To avoid re-contaminating the caps and corks with the newly liberated particles, a vacuum source must be applied to the same area of the conveyor. It must be sufficiently small to prevent the caps from being pulled out of each blow-off zone of the conveyor.

SYSTEM IN PLACE AT CASELLA WINES

Casella Wines, Australia's producer of the Yellow Tail brand, recently installed a high velocity air blower system to air wash 34,000 caps and corks per hour for its 750-millileter bottling line.

Though Casella was having no demonstrable problems keeping the corker and capper clean, they installed the cork/cap air wash system in order to expand their role as an industry leader among fellow members of the British Retail Consortium. As a main exporter to the United States, Casella and its management felt a need to also ensure top quality at every phase of its production, including its bottling line.

The company measured the benefits of its two new 7.5 horsepower high-speed blower/air knife systems and its 3 horsepower central dust collector unit by evaluating the contents of the dust collector vacuum bags versus how long the lines now run without shutting down for cleaning. Since the air rinser system's installation in 2008, the dust collector bags have been slowly filling with cork and cap debris. The addition of their new cork/cap air wash systems to Casella's state-of-the-art bottling plant allows the company to stay focused on the quality of their wines instead of the productivity of their lines. The end result has been a decrease in costs and downtime associated with corker cleaning and maintenance, absolutely clean caps and corks in the product, and reduced manpower spent on capper/corker issues.

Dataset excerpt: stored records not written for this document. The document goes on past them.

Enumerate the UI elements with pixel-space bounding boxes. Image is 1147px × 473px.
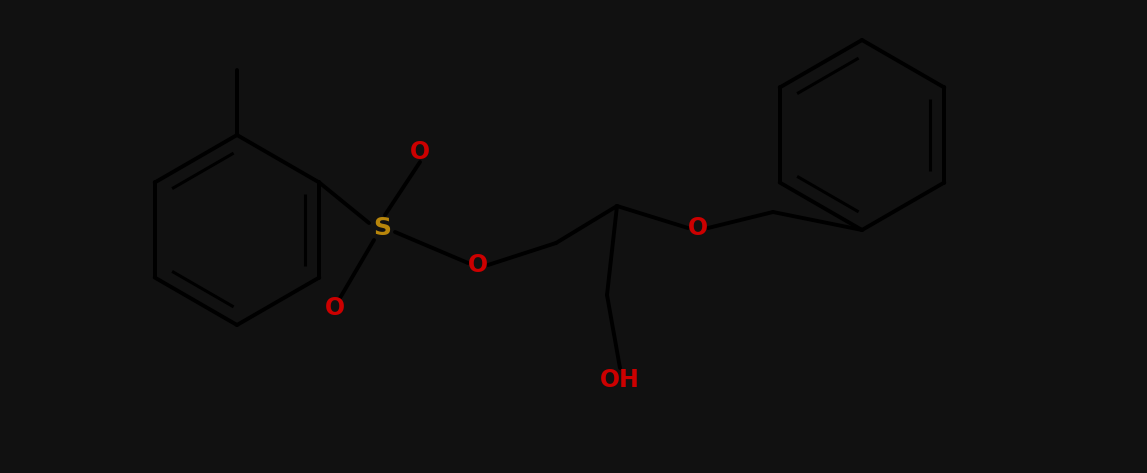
Text: O: O	[409, 140, 430, 164]
Text: OH: OH	[600, 368, 640, 392]
Text: O: O	[688, 216, 708, 240]
Text: S: S	[373, 216, 391, 240]
Text: O: O	[468, 253, 489, 277]
Text: O: O	[325, 296, 345, 320]
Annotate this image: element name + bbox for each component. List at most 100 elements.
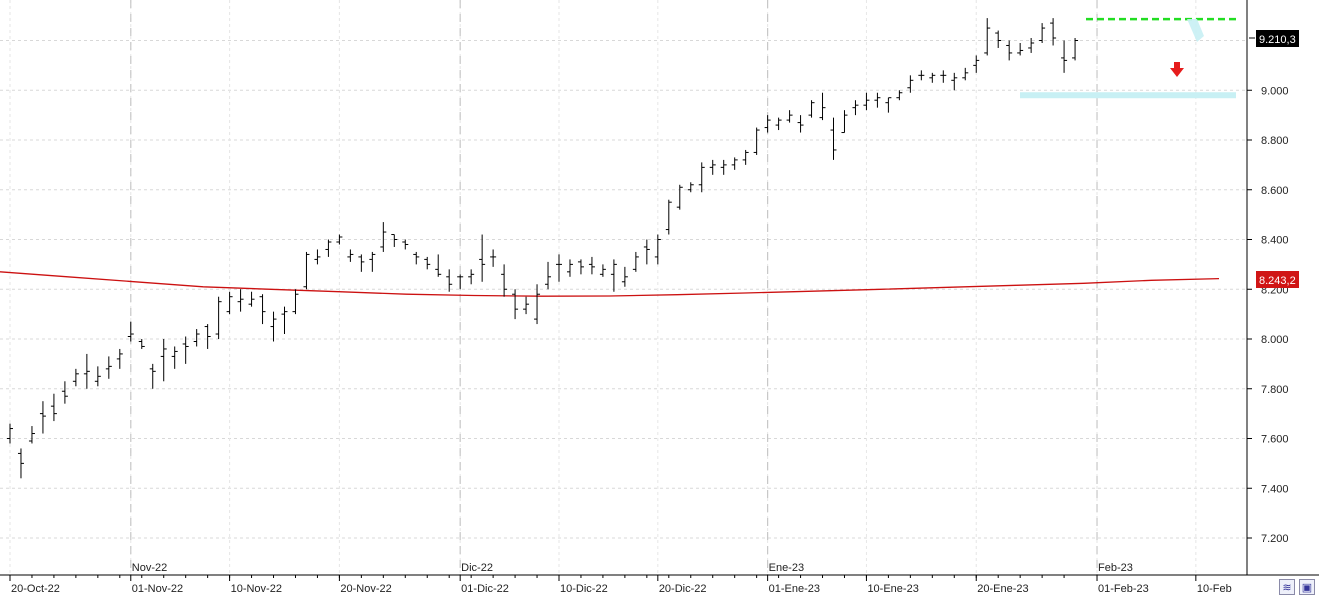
ohlc-bar	[885, 97, 892, 113]
y-tick-label: 8.800	[1261, 135, 1289, 147]
ohlc-bar	[94, 366, 101, 387]
x-tick-label: 01-Ene-23	[769, 583, 820, 595]
month-label: Feb-23	[1098, 562, 1133, 574]
ohlc-bar	[391, 234, 398, 247]
ohlc-bar	[501, 264, 508, 297]
zoom-button[interactable]: ≋	[1279, 579, 1295, 595]
ohlc-bar	[534, 284, 541, 325]
ohlc-bar	[1017, 42, 1024, 56]
ohlc-bar	[951, 72, 958, 91]
ohlc-bar	[753, 127, 760, 155]
ohlc-bar	[193, 329, 200, 347]
x-tick-label: 20-Ene-23	[977, 583, 1028, 595]
ohlc-bar	[292, 289, 299, 315]
ohlc-bar	[1028, 38, 1035, 53]
ohlc-bar	[632, 251, 639, 272]
ohlc-bar	[1006, 40, 1013, 61]
ohlc-bar	[248, 291, 255, 307]
ohlc-bar	[347, 249, 354, 262]
ohlc-bar	[665, 199, 672, 235]
ohlc-bar	[215, 296, 222, 339]
ohlc-bar	[610, 259, 617, 292]
support-band	[1020, 92, 1236, 99]
x-tick-label: 20-Dic-22	[659, 583, 707, 595]
moving-average-label: 8.243,2	[1259, 275, 1296, 287]
ohlc-bar	[545, 261, 552, 290]
x-tick-label: 01-Dic-22	[461, 583, 509, 595]
ohlc-bar	[380, 222, 387, 252]
moving-average-layer	[0, 271, 1220, 297]
ohlc-bar	[50, 393, 57, 422]
ohlc-bar	[1061, 40, 1068, 73]
ohlc-bar	[797, 115, 804, 133]
y-tick-label: 7.200	[1261, 533, 1289, 545]
down-arrow-icon	[1170, 62, 1184, 77]
ohlc-bar	[676, 184, 683, 210]
ohlc-bar	[863, 92, 870, 111]
ohlc-bar	[204, 324, 211, 349]
ohlc-bar	[127, 321, 134, 342]
ohlc-bar	[490, 249, 497, 267]
ohlc-bar	[588, 256, 595, 275]
ohlc-bars	[7, 18, 1079, 479]
ohlc-bar	[281, 306, 288, 335]
ohlc-bar	[270, 311, 277, 342]
last-price-badge: 9.210,3	[1249, 30, 1299, 47]
ohlc-bar	[83, 353, 90, 389]
ohlc-bar	[764, 115, 771, 133]
month-label: Nov-22	[132, 562, 167, 574]
ohlc-bar	[369, 251, 376, 272]
ohlc-bar	[786, 110, 793, 123]
zoom-icon: ≋	[1282, 581, 1292, 594]
ohlc-bar	[1072, 38, 1079, 61]
y-tick-label: 7.400	[1261, 483, 1289, 495]
ohlc-bar	[687, 182, 694, 193]
ohlc-bar	[973, 55, 980, 73]
ohlc-bar	[1039, 23, 1046, 43]
ohlc-bar	[226, 291, 233, 315]
annotations	[1086, 17, 1236, 77]
x-tick-label: 10-Feb	[1197, 583, 1232, 595]
time-axis: 20-Oct-22 01-Nov-22 10-Nov-22 20-Nov-22 01-D…	[9, 562, 1232, 595]
ohlc-bar	[336, 234, 343, 245]
ohlc-bar	[259, 294, 266, 325]
y-tick-label: 9.000	[1261, 85, 1289, 97]
x-tick-label: 20-Nov-22	[340, 583, 391, 595]
x-tick-label: 01-Feb-23	[1098, 583, 1149, 595]
ohlc-bar	[105, 356, 112, 379]
ohlc-bar	[413, 251, 420, 265]
ohlc-bar	[116, 348, 123, 369]
ohlc-bar	[830, 117, 837, 160]
ohlc-bar	[468, 269, 475, 285]
ohlc-bar	[720, 159, 727, 175]
ohlc-bar	[775, 117, 782, 131]
ohlc-bar	[819, 92, 826, 121]
ohlc-bar	[918, 70, 925, 81]
x-tick-label: 01-Nov-22	[132, 583, 183, 595]
y-tick-label: 8.600	[1261, 185, 1289, 197]
x-tick-label: 10-Dic-22	[560, 583, 608, 595]
price-axis: 7.2007.4007.6007.8008.0008.2008.4008.600…	[1247, 85, 1289, 545]
ohlc-bar	[446, 269, 453, 292]
save-icon: ▣	[1301, 581, 1313, 594]
ohlc-bar	[643, 239, 650, 265]
ohlc-bar	[39, 401, 46, 434]
ohlc-bar	[72, 368, 79, 387]
x-tick-label: 10-Nov-22	[231, 583, 282, 595]
ohlc-bar	[325, 239, 332, 257]
x-tick-label: 10-Ene-23	[867, 583, 918, 595]
ohlc-bar	[314, 249, 321, 265]
x-tick-label: 20-Oct-22	[11, 583, 60, 595]
ohlc-bar	[995, 30, 1002, 48]
ohlc-bar	[138, 339, 145, 349]
ohlc-bar	[940, 70, 947, 83]
ohlc-bar	[171, 346, 178, 369]
ohlc-bar	[479, 234, 486, 282]
ohlc-bar	[303, 251, 310, 290]
ohlc-bar	[28, 426, 35, 444]
ohlc-bar	[808, 100, 815, 118]
highlight-marker	[1187, 19, 1204, 42]
moving-average-badge: 8.243,2	[1256, 271, 1299, 288]
save-button[interactable]: ▣	[1299, 579, 1315, 595]
ohlc-bar	[599, 264, 606, 277]
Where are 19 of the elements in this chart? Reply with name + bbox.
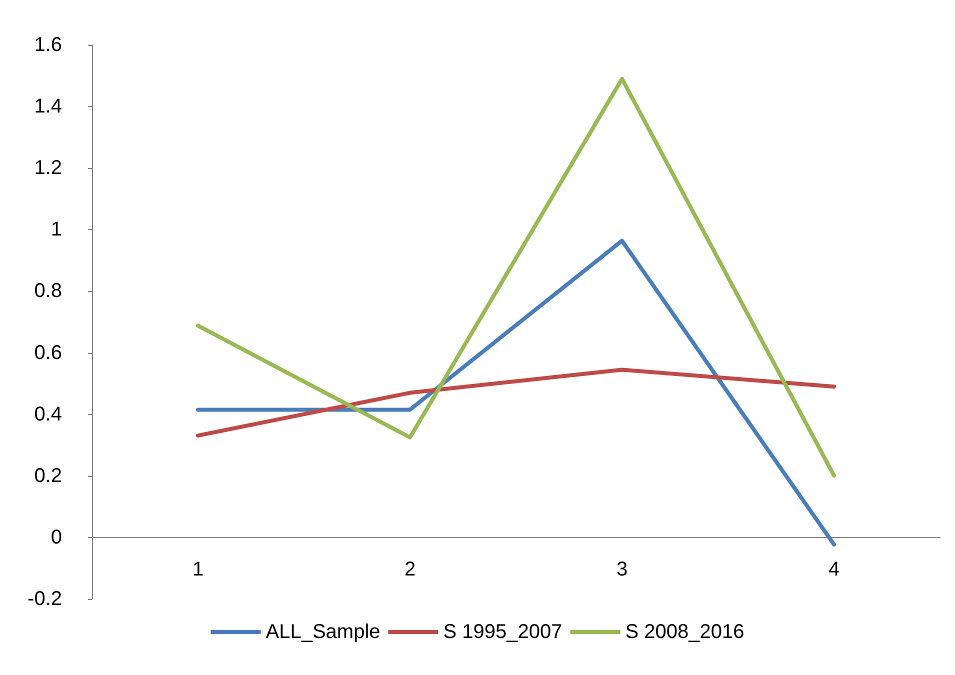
y-tick-label: -0.2	[28, 588, 62, 610]
y-tick-label: 0.6	[34, 342, 62, 364]
x-tick-label: 4	[828, 558, 840, 580]
y-tick-label: 0.2	[34, 464, 62, 487]
y-tick-label: 1.6	[34, 34, 62, 56]
y-tick-label: 0.8	[34, 280, 62, 302]
y-tick-label: 1	[50, 218, 62, 241]
y-tick-label: 0	[50, 526, 62, 548]
x-tick-label: 3	[616, 558, 628, 580]
line-series	[196, 368, 836, 438]
line-series	[196, 76, 836, 478]
y-tick-label: 1.4	[34, 96, 62, 118]
legend-label: S 2008_2016	[625, 621, 744, 643]
legend-label: ALL_Sample	[266, 621, 380, 643]
x-tick-label: 1	[192, 558, 204, 580]
y-tick-label: 1.2	[34, 157, 62, 180]
x-tick-label: 2	[404, 558, 416, 580]
legend-label: S 1995_2007	[443, 621, 562, 643]
y-tick-label: 0.4	[34, 403, 62, 426]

Sonic has pre-labeling bottle drying systems in nearly every major winery and many boutique brands through out the U.S., France, Australia and South America; this latest industry solution has been operating since the end of 2008. wbm

Daniel J. VanderPyl  Dan VanderPyl co-founded Sonic Air Systems, Inc. in 1990, where he has since pioneered high speed centrifugal blowers and high velocity air knife designs, which are now the bottle drying standard of wineries and many other industries around the world. He holds two current U.S. patents for blower and air knife designs and has written more than one dozen technical articles on the subject for a wide range of industry journals.